Once again, the festive season was thoroughly celebrated — the trees went up, turkeys were ordered, and the organised got their present wrapping done with time to spare.

Getting into the festive spirit, there were also lots of brands wrapping newspapers with innovative and interesting seasonal ads. Here are some of the most eye-catching cover wraps from the past few weeks.

Chanel

The designer brand made a suitably stylish statement on Sunday, December 11, by wrapping The Sunday Times in a translucent cover wrap, printed with a repeat pattern of Chanel N°5.

Aside from the fact that opening the newspaper felt like unwrapping a present (always a good thing), the beautiful ad chimed perfectly with the sense of indulgence and luxury the perfume brand connotes.

With current talk of whether publishers can gain from the growth of luxury advertising, this ad is a brilliant example of how high-end brands can utilise newspapers beyond the range of supplements on offer.

Sainsbury’s

Christmas wouldn’t be Christmas without over-eating. There’s always room for one more wedge of stilton or a sneaky mince pie. Sainsbury’s cover wrap of The Telegraph’s Food & Drink supplement conveyed this season of gastronomic excess perfectly. Colourful and glossy, the ad folded out to provide a panoramic format depicting a family Christmas and the associated festive fare.

It’s a brilliant use of print to communicate the excess of Christmas in an engaging way. The fact that readers have to touch the ad in order to unfold it is also a plus, considering that Newsworks’ “Touching is believing” research with UCL and PHD found that touching print ads increases people’s belief that a brand is honest and sincere by 41%, quality perceptions by 20%, and purchase intent by 24%.

Half a Sixpence

Theatreland comes into its own at this time of year. Whether it’s carols, the ballet, or a good old musical, the west end of London teems with stage stars and captive audiences. In this environment, a cover wrap on the Evening Standard in mid-December publicised the capital’s run of Half a Sixpence.

It’s no secret that all shows aspire to rave reviews in the following morning’s newspapers (which was actually the case when this production made its London debut in November), so the cover wrap played on its medium cleverly by creating its own front page.

Headlined “Flash Bang Wallop — What a show!,” the creative was ideally placed to grab attention and make an impact.
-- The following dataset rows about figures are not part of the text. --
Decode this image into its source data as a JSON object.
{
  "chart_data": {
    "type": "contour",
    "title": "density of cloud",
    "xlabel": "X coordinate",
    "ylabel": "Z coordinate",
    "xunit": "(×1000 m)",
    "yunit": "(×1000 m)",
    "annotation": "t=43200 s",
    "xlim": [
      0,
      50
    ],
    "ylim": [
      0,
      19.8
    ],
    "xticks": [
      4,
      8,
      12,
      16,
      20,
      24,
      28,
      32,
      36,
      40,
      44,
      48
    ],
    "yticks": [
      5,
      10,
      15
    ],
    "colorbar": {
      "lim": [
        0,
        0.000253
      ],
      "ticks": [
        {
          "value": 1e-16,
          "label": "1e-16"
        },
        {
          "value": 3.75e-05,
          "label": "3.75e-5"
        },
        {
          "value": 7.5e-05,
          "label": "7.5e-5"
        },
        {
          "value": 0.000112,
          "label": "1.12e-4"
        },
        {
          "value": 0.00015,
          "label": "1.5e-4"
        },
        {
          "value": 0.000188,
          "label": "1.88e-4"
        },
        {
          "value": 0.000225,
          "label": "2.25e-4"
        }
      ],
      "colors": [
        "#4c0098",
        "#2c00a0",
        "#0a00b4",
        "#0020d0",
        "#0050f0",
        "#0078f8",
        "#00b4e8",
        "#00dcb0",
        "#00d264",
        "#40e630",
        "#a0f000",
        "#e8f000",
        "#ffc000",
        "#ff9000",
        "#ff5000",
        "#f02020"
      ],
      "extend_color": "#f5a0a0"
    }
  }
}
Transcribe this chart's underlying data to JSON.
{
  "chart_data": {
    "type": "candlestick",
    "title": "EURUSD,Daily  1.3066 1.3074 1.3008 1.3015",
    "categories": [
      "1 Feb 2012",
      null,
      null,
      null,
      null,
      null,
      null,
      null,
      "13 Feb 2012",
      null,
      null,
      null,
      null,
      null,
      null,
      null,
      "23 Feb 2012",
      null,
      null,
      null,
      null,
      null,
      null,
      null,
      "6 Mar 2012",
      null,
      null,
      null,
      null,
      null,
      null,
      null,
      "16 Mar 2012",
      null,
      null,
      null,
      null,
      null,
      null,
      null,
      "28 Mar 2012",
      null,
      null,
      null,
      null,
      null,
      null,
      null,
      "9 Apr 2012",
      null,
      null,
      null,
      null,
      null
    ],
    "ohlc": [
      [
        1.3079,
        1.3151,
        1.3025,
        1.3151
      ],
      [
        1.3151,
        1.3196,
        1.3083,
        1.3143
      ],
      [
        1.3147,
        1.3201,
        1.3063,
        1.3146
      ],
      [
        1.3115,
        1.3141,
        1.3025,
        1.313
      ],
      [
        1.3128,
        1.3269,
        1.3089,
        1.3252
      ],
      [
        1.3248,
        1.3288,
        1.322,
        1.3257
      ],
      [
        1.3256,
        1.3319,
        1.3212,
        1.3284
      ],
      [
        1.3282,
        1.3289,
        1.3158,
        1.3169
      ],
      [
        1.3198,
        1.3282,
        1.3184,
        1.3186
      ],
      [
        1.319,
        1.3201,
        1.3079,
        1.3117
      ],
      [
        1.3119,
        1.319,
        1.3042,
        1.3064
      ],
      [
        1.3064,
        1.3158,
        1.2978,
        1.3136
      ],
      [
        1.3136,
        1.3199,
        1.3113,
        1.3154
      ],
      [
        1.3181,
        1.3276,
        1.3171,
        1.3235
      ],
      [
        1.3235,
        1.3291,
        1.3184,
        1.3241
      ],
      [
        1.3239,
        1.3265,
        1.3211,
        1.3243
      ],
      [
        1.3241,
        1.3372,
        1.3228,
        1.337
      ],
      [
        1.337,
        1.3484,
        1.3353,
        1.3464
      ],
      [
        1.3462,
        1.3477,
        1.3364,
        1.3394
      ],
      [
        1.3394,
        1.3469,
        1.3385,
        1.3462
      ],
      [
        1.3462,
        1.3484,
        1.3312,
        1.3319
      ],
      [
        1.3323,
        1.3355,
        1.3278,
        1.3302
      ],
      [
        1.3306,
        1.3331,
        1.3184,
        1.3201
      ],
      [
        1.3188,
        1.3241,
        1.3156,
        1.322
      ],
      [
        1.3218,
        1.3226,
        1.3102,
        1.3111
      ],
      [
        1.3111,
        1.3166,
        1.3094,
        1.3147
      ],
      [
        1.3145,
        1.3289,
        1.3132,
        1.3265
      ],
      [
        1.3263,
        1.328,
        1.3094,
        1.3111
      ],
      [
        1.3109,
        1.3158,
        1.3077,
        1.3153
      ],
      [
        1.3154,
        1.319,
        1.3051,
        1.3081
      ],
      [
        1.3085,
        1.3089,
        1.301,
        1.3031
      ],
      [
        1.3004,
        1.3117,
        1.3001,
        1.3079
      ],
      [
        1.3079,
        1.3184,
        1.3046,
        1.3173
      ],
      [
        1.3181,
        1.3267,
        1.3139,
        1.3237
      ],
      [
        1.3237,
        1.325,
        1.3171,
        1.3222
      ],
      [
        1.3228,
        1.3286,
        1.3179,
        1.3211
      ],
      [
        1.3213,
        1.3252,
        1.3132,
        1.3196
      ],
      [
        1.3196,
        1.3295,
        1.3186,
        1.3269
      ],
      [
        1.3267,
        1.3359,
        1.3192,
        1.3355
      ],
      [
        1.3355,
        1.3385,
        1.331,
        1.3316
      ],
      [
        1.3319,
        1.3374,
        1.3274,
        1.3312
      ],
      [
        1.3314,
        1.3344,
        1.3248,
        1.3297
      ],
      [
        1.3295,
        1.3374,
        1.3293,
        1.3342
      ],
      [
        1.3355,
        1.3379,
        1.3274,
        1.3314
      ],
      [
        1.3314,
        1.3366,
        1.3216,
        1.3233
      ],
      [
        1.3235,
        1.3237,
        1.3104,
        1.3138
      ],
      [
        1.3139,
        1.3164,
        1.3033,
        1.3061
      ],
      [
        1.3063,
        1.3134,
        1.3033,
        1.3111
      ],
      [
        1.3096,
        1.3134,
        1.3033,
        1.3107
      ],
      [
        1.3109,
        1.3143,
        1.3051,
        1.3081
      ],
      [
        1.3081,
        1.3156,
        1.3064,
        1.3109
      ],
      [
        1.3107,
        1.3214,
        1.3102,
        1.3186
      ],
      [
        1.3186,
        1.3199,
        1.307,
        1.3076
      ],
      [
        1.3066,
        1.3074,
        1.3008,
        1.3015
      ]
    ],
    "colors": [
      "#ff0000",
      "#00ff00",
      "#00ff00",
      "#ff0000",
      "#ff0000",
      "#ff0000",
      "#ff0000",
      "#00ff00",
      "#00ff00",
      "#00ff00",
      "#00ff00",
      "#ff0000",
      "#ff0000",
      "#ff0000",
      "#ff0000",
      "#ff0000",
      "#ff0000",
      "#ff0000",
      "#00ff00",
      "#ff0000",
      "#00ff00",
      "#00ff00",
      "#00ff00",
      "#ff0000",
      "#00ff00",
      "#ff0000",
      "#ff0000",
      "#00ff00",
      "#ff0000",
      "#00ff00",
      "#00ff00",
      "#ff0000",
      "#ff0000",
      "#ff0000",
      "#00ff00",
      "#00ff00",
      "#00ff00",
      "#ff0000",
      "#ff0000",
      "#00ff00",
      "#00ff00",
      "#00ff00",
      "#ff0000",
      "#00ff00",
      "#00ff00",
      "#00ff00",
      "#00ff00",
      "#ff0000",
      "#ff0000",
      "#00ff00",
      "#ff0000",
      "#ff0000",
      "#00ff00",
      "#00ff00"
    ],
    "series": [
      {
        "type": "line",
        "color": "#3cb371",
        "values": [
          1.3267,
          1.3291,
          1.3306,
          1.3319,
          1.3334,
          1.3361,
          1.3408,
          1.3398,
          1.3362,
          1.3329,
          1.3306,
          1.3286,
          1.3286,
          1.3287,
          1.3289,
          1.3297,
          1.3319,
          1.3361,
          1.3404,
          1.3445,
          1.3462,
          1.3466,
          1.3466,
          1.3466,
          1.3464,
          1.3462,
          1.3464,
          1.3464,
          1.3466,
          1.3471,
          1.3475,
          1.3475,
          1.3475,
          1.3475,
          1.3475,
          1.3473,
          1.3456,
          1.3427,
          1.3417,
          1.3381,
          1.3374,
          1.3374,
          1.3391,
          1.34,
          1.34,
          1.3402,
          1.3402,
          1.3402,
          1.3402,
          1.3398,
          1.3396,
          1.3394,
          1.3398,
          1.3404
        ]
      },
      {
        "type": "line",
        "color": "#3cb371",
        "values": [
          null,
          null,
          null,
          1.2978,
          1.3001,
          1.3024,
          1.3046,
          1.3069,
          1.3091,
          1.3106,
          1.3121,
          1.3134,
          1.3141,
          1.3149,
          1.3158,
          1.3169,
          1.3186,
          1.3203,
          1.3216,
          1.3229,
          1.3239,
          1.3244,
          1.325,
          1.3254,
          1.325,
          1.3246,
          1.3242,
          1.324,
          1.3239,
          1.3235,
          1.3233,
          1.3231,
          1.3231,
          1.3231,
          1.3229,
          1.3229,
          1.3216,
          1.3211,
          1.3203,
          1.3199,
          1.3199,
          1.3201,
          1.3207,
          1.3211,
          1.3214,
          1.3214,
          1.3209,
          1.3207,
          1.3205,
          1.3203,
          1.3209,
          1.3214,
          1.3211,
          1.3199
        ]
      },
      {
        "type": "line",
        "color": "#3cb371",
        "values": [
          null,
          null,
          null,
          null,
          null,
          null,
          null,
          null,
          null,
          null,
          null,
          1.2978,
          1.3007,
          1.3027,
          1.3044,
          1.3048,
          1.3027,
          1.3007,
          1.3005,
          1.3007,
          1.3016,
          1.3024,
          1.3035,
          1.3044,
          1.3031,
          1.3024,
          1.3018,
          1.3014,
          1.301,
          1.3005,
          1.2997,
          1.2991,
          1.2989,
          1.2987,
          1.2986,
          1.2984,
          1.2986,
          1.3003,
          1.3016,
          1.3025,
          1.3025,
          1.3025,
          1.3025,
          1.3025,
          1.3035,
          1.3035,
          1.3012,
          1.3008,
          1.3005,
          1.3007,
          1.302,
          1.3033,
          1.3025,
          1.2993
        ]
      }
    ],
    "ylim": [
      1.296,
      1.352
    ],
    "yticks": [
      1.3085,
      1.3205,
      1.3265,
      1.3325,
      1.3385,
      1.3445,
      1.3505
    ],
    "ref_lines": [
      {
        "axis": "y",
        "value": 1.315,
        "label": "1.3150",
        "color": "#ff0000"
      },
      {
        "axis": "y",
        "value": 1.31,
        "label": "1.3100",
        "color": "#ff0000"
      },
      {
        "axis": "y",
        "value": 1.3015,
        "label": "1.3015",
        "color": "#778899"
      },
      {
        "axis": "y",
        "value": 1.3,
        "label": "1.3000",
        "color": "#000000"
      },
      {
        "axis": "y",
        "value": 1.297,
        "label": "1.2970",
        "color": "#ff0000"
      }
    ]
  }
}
A London theatre production grabbed headlines and caught attention with its innovative print advertising
A London theatre production grabbed headlines and caught attention with its innovative print advertising

From Christmas gifts to festive feasting to seasonal shows, the above examples demonstrate how newspaper cover wraps can create a sense of occasion in a unique way. By experimenting with size, material, and content, they push the boundaries of the standard cover wrap format to make an innovative and eye-catching statement.